The firm’s withdrawal in March of other claims made at the al-Sweady inquiry – that British troops killed unarmed civilians they had captured and taken back to an army base – has added to the furore surrounding the Iraqi cases.
The Law Society has now written to Chris Sims, the chief constable of West Midlands police, and the justice secretary, Chris Grayling, requesting that the firm be protected and an inquiry launched.
Shiner said: “The threats made against PIL, my family and me are distressing, to say the least. It is apparent that some people object to and disapprove of the work carried out by PIL, but the directing of abuse at PIL for the legitimate work we do to uphold the rule of law in a democratic country cannot continue unchallenged.”

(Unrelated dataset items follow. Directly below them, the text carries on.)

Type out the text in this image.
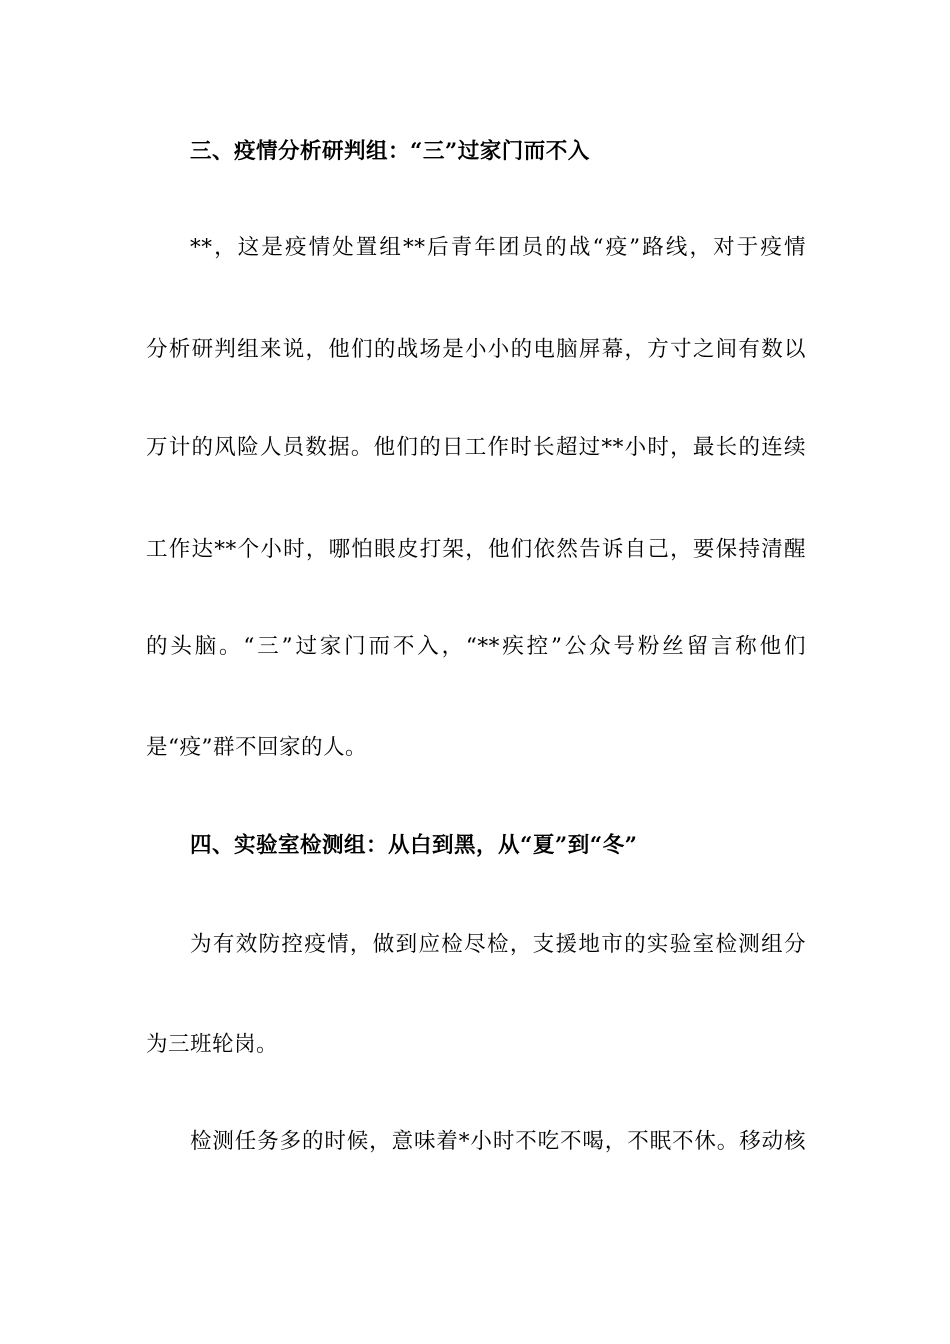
三、疫情分析研判组：“三”过家门而不入
**，这是疫情处置组**后青年团员的战“疫”路线，对于疫情
分析研判组来说，他们的战场是小小的电脑屏幕，方寸之间有数以
万计的风险人员数据。他们的日工作时长超过**小时，最长的连续
工作达**个小时，哪怕眼皮打架，他们依然告诉自己，要保持清醒
的头脑。“三”过家门而不入，“**疾控”公众号粉丝留言称他们
是“疫”群不回家的人。
四、实验室检测组：从白到黑，从“夏”到“冬”
为有效防控疫情，做到应检尽检，支援地市的实验室检测组分
为三班轮岗。
检测任务多的时候，意味着*小时不吃不喝，不眠不休。移动核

It is not the first time Shiner has been targeted. An earlier police investigation into threats against him resulted in a prosecution under the Malicious Communications Act in 2010.
In a letter sent to barristers’ chambers in London this week, PIL claimed that the abuse was linked to negative articles in the media about the firm’s work, with headlines such as “As we denigrate our troops, lawyers get rich“.
The letter also accuses “the government, at the highest level” of hostility “in the hope, perhaps, that something untoward will happen to him”. It also raises the possibility that some of the abuse may have come from those associated with the English Defence League, which, it says, has a large membership of ex-soldiers.
The letter mentions a picture that showed Shiner with a rope round his neck, saying: “Anti-British scumbag socialist lawyer”.
The letter also refers to the sequence of events that led up to the killing of the Belfast solicitor Patrick Finucane in 1989 and ministerial statements about solicitors who were “unduly sympathetic to the cause of the IRA“.
PIL’s letter states: “[We] do not want to draw a direct comparison between the climate in Northern Ireland during the Troubles and the current climate in the UK with regard to solicitors representing Iraqis on the legal aid fund.
“However, Phil has repeatedly dismissed these threats and has finally awoken to the fact that there are similarities, which we must take as warning signs.”
Nicholas Fluck, president of the Law Society, said: “Every citizen in this country enjoys the protection of the rule of law. That is a precious right. Those rights depend on lawyers presenting their client’s cases without fear or favour, no matter how unpopular or unattractive some might [consider] those clients or the cases brought before the courts.
“We are all the poorer and less free if the lawyers representing such cases are threatened or placed under duress, as Mr Shiner has experienced.
“It is precisely because of the role that lawyers play in free societies that under the UN’s basic principles on the role of lawyers, governments must ensure that lawyers are able to perform all of their professional functions without intimidation. All lawyers should be able to carry out their legitimate work freely and without fear of reprisal.”
A Ministry of Defence spokesperson said: “We totally condemn any threats of violence [that] may have been made, but it is ridiculous to blame government ministers. It is only right that the department robustly defends the reputation of the armed forces and seeks to make sure no taxpayers’ money is wasted, especially where dubious cases are brought.”
The West Midlands police are investigating allegations of 17 “malicious” messages; one seems to be racially motivated.